Arts & Entertainment
Justin Alesna, a 23 years old resident of Detroit who was attacked on the evening of March 7, 2011. Alesna recorded a YouTube video to report his ordeal originally.
Detroit Man Sentenced For Anti-Gay Hate Crime
Originally printed 2/14/2013 (Issue 2107 - Between The Lines News)
Almost two years after Justin Alesna was brutally attacked in a convenience store, his attacker, Everett Dwayne, 26, was sentenced to 18 months in prison to be followed by three years of supervised release. Dwaryne was convicted of committing a federal hate crime by assaulting Alesna because he is gay.
BTL reported the March 7, 2011 attack soon after it happened. At that time Alesna told BTL that Dwayne asked him to not stand too close to him while Alesna was standing in line and waiting to purchase cigarettes. Dwayne then started asking Alesna if he was "a fucking homo." Alesna ignored him, purchased his cigarettes and went to leave when Dwayne stopped him and showed him a gun. Alesna said Dwayne then punched him in the face, fracturing his eye socket. Alesna fought back and asked the cashier to call the police. The cashier did not call the police, but told the men to stop fighting.

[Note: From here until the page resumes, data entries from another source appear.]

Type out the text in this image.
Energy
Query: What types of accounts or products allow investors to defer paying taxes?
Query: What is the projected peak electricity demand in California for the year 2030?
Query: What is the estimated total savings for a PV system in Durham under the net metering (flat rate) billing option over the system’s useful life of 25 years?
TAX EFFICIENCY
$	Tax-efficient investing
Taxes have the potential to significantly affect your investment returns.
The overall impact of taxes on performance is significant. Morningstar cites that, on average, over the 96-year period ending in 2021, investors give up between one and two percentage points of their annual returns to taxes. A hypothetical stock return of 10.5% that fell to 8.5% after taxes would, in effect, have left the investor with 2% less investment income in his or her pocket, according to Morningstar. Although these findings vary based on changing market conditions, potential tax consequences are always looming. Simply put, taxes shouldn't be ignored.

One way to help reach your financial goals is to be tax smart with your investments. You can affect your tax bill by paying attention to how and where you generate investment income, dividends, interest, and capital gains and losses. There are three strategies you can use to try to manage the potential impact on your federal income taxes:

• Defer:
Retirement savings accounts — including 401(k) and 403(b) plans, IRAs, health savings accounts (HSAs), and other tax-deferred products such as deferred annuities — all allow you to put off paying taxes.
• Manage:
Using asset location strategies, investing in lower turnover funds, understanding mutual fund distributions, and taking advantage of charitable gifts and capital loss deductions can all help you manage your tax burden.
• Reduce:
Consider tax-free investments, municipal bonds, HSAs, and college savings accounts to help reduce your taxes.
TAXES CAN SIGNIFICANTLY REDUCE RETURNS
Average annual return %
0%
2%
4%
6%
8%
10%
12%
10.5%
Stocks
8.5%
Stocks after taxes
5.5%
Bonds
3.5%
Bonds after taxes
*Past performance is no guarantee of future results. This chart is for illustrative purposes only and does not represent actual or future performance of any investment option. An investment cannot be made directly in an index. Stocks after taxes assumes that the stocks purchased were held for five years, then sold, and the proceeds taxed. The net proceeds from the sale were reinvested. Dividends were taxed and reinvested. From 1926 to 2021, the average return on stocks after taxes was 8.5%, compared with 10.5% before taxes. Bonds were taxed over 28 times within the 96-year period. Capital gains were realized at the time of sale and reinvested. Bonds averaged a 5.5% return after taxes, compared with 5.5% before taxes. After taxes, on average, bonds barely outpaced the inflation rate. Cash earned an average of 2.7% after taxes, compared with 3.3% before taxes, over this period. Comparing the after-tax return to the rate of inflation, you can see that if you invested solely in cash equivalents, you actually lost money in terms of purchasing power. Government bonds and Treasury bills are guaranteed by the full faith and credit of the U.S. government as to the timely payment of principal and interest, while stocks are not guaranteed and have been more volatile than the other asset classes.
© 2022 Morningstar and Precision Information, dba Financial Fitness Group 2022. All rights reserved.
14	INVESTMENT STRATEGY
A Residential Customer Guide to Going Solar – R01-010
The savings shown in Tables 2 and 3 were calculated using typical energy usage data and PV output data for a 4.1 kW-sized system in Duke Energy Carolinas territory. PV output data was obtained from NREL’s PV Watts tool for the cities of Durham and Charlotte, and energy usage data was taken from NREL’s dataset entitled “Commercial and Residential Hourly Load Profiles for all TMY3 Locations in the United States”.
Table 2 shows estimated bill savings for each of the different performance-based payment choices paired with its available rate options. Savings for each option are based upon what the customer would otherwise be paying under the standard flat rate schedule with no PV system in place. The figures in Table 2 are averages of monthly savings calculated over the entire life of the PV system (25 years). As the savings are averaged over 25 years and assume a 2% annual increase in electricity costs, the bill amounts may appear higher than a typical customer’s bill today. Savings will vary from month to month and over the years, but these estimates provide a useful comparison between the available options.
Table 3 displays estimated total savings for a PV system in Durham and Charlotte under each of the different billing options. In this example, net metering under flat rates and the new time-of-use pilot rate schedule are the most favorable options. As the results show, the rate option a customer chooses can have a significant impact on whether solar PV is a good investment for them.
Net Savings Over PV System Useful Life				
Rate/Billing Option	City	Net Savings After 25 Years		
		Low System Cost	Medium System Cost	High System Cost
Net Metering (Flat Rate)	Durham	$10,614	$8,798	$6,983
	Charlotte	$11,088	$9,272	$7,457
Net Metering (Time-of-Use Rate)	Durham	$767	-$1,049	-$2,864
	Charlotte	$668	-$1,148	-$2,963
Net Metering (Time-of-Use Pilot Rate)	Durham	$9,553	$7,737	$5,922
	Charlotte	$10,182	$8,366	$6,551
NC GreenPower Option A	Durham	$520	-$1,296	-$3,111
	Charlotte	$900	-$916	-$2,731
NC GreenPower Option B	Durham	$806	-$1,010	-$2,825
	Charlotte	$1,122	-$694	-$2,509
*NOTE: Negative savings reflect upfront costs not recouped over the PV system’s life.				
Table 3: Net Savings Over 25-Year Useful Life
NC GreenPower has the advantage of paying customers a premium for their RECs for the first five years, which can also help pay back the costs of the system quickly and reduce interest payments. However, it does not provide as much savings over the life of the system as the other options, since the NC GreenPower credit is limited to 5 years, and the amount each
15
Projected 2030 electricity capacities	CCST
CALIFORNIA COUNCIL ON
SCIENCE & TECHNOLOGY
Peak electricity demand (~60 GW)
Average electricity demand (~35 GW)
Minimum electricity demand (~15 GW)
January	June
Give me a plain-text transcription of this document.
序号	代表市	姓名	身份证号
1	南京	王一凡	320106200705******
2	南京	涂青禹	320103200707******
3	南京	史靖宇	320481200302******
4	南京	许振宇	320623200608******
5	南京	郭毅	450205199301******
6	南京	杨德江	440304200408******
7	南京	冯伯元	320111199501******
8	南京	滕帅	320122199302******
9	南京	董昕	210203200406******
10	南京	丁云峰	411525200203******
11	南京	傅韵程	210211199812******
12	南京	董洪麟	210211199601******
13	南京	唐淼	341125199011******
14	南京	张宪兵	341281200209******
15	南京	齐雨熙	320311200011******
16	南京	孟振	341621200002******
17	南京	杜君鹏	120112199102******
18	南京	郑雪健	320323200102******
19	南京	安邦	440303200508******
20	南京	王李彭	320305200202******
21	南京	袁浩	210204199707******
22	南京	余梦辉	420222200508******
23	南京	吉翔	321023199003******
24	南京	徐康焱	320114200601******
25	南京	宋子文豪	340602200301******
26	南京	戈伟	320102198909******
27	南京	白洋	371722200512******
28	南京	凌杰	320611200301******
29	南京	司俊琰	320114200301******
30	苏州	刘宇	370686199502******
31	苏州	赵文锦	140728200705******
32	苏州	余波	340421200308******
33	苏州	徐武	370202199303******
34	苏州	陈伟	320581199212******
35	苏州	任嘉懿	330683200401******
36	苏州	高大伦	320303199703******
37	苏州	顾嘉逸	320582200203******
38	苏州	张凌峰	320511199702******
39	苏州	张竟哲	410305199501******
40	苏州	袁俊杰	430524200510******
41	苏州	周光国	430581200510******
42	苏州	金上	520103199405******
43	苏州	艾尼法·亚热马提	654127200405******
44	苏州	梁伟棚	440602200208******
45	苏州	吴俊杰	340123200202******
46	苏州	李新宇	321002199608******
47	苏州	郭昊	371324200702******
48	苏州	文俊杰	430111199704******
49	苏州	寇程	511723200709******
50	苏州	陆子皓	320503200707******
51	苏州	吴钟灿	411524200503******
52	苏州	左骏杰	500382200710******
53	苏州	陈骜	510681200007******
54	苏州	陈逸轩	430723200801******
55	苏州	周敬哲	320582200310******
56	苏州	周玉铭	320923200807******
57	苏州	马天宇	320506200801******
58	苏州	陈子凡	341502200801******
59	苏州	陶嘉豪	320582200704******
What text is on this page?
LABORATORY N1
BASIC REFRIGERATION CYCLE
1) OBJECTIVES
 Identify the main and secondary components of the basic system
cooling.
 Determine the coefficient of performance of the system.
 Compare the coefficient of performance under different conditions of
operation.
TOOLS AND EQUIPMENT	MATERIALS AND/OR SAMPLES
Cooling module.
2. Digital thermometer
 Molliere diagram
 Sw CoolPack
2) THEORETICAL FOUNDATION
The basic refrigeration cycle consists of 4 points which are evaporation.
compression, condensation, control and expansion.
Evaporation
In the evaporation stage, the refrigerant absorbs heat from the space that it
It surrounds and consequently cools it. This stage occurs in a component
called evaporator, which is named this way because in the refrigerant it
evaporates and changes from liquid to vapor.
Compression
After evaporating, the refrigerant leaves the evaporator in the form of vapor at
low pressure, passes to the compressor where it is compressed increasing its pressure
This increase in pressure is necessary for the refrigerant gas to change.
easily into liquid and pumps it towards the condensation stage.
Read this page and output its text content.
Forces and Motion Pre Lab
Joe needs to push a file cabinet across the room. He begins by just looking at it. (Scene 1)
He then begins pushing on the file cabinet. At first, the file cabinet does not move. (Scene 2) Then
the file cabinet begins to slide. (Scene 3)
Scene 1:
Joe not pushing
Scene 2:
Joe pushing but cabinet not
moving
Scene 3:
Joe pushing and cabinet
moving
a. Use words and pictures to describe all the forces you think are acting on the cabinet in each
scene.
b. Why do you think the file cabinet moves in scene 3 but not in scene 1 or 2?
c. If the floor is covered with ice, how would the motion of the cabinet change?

"The amount of cruelty that was shown to me throughout this whole situation is beyond appalling," Alesna said. "The fact that I was assaulted and asked to leave the crime scene. The fact that there were two other individuals besides myself and the clerk who did nothing but gawk and laugh the whole time this was going on. What happened to decency?"
Avery pled guilty to violating the federal Hate Crimes Protection Act on Aug. 29, 2012.
"Congress has made it clear that it is a crime to assault people solely on the basis of their sexual orientation," said U.S. Attorney for the Eastern District of Michigan Barbara McQuade. "Prosecutions under this law are important to ensure that all people in our community know that they have the full protection of the law.
"Hate-fueled incidents like this one have no place in a civilized society," said Thomas E. Perez, Assistant Attorney General for the Civil Rights Division. "The Justice Department is committed to using all the tools in our law enforcement arsenal, including the Matthew Shepard and James Byrd Jr. Hate Crimes Prevention Act, to prosecute acts motivated by hate."